Published 10 Dec 2014 in cs.PL and cs.LO | (1412.3480v3)

Abstract: A logic program is an executable specification. For example, merge sort in pure Prolog is a logical formula, yet shows creditable performance on long linked lists. But such executable specifications are a compromise: the logic is distorted by algorithmic considerations, yet only indirectly executable via an abstract machine. This paper introduces relational programming, a method that solves the difficulty with logic programming by a separation of concerns. It requires three texts: (1) the axioms, a logical formula that specifies the problem and is not compromised by algorithmic considerations, (2) the theorem, a logical formula that expresses the idea of the algorithm and follows from the axioms, and (3) the code, a transcription of the theorem to a procedural language. Correctness of the code relies on the logical relationship of the theorem with the axioms and relies on an accurate transcription of the theorem to the procedural language.
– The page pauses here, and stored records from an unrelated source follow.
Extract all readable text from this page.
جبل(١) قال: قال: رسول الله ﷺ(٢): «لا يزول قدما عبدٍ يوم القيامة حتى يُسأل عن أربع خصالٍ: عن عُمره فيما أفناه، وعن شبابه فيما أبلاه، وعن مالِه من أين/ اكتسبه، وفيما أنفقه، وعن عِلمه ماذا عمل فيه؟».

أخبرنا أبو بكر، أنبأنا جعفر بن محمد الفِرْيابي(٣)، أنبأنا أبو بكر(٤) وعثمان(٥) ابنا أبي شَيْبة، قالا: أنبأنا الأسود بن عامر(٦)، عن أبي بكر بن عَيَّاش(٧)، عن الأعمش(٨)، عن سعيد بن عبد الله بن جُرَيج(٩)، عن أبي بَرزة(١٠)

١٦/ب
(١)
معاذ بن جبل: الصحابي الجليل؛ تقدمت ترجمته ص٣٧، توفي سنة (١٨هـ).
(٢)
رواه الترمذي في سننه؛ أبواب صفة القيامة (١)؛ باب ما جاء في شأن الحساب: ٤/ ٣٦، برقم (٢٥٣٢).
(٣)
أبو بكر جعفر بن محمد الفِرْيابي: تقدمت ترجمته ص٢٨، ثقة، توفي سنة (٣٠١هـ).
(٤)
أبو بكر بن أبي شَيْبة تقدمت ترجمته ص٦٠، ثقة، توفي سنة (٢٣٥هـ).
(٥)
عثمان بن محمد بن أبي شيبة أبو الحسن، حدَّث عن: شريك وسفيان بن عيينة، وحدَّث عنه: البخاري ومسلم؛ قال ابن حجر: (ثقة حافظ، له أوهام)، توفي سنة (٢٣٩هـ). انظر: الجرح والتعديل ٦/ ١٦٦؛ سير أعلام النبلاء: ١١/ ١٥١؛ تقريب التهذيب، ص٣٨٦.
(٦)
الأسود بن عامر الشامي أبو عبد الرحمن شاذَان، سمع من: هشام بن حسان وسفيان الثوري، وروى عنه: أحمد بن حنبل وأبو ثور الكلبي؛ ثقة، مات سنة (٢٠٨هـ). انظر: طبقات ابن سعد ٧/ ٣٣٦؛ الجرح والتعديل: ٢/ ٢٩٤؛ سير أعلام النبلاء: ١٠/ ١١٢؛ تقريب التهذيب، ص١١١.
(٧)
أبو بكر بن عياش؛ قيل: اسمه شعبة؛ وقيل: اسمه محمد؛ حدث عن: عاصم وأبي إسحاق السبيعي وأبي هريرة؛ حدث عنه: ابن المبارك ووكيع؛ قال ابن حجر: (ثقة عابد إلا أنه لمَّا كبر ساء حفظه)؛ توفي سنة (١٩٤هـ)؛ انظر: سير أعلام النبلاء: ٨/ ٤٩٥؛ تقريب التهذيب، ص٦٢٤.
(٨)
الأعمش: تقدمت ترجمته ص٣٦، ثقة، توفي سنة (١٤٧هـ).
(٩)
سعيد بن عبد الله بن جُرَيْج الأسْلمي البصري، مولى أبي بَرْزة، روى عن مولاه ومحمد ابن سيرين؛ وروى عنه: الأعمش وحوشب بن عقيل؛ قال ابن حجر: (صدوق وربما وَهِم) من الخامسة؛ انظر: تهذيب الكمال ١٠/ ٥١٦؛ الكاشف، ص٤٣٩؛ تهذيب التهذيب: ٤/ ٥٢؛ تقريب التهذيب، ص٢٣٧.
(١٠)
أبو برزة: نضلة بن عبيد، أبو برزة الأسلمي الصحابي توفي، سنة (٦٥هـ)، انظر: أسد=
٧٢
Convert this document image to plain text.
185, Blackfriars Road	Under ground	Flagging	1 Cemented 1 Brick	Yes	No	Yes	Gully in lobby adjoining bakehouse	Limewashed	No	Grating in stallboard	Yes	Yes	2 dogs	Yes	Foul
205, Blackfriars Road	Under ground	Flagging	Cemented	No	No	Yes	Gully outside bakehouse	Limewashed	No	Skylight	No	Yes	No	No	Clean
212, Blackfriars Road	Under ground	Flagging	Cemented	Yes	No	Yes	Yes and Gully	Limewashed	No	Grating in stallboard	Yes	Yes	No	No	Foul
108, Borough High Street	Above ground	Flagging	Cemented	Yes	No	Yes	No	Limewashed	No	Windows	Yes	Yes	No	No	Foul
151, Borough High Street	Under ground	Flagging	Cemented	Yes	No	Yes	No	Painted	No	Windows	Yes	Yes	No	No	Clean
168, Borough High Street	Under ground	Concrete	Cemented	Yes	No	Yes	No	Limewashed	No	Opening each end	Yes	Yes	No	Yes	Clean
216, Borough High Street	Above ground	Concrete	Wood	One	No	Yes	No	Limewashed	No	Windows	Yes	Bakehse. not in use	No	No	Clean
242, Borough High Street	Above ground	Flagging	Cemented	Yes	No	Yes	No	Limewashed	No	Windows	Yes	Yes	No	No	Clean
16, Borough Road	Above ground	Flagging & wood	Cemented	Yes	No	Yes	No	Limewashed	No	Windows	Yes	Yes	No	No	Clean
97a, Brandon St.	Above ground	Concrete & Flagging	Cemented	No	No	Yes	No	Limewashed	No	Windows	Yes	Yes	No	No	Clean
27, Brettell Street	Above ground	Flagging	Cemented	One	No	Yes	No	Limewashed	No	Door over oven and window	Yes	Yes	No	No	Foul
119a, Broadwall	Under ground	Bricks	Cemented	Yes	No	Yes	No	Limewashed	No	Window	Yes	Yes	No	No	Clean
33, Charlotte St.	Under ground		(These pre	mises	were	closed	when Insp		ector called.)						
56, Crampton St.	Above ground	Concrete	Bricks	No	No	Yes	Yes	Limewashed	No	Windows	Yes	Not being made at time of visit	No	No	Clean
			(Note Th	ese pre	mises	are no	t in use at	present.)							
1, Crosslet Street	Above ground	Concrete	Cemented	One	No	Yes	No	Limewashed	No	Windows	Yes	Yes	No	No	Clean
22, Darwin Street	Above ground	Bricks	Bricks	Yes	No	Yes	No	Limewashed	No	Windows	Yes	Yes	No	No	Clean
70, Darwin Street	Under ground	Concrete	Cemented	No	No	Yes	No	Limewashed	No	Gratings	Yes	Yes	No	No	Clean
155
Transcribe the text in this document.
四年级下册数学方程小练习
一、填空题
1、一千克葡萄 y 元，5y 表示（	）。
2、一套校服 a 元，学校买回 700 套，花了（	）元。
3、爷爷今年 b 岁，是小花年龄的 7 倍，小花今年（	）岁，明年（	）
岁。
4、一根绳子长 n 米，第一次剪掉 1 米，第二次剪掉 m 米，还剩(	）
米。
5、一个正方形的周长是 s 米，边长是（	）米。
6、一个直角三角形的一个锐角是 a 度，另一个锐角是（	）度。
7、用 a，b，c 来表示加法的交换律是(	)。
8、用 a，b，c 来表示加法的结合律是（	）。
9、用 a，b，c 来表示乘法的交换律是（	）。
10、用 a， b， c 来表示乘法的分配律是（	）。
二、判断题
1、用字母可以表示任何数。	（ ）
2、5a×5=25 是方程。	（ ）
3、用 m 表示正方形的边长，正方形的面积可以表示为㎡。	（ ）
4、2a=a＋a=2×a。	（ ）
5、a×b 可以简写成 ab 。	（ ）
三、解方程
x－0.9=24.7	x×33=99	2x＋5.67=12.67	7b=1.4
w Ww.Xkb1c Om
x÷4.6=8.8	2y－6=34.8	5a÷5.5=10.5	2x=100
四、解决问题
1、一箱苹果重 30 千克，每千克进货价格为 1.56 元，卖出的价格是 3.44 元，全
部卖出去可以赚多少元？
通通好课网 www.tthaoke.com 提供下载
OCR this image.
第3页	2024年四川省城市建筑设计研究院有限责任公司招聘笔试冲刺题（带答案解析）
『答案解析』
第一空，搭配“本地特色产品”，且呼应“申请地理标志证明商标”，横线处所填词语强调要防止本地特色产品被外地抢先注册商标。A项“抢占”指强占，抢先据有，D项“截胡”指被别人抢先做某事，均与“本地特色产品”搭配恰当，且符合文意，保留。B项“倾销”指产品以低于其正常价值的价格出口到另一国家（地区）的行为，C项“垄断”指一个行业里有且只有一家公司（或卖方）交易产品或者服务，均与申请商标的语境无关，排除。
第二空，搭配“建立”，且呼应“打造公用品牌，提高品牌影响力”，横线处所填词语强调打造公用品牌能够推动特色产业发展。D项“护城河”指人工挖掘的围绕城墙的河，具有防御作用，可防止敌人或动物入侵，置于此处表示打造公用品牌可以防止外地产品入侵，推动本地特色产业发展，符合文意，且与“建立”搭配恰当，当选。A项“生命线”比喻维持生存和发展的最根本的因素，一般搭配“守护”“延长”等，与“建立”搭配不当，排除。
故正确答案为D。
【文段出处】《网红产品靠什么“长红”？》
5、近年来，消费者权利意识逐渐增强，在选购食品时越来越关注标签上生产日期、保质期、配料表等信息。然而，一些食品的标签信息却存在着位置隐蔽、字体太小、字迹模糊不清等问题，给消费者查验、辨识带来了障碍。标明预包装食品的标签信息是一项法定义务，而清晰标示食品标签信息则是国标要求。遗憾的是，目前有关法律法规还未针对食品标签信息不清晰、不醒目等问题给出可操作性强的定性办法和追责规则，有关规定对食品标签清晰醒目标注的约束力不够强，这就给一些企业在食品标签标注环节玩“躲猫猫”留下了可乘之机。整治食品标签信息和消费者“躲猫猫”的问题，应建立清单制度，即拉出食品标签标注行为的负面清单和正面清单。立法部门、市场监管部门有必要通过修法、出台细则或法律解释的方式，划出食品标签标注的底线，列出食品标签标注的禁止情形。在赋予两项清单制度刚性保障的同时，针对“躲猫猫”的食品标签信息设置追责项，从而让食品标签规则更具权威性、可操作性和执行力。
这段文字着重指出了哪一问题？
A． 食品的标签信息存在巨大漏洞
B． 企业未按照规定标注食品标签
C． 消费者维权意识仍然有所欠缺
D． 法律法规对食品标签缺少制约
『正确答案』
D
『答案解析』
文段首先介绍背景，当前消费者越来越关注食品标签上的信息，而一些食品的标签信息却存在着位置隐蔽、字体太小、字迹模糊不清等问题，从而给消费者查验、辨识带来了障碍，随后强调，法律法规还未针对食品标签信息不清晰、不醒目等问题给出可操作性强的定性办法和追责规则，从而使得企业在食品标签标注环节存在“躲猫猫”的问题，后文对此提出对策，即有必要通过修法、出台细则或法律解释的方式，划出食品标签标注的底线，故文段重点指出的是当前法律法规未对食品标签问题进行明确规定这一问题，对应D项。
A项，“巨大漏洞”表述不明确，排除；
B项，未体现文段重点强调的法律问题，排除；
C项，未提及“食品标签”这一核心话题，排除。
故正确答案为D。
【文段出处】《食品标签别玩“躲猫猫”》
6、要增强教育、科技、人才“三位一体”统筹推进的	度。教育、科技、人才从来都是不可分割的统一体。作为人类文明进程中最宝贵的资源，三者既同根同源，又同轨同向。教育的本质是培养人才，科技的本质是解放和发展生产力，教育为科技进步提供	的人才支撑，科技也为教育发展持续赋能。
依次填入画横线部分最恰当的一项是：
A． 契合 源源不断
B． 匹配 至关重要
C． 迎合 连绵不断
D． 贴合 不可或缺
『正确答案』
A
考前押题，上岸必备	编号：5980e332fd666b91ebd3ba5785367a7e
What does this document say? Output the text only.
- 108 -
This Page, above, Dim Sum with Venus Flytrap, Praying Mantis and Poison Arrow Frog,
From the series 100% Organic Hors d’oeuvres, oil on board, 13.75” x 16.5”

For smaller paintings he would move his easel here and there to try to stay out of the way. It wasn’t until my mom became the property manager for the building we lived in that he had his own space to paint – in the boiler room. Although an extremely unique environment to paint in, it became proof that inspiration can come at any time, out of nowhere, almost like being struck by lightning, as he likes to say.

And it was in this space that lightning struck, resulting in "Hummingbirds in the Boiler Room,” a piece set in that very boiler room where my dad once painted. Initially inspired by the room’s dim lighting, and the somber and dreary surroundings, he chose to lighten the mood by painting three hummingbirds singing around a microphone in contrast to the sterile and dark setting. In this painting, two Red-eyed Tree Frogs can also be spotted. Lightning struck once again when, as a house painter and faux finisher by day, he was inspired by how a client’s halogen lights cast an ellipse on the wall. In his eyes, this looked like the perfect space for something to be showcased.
Sorting is an example where relational programming has the advantage of a higher degree of abstractness: the data to be sorted can be any data type in C++ (the procedural language we use in our examples) that satisfies the axioms of linear order, while the pure-Prolog version is limited to data structures in the form of linked cells. We show another advantage of relational programs: they have a model-theoretic and fixpoint semantics equivalent to each other and analogous to those of pure Prolog programs.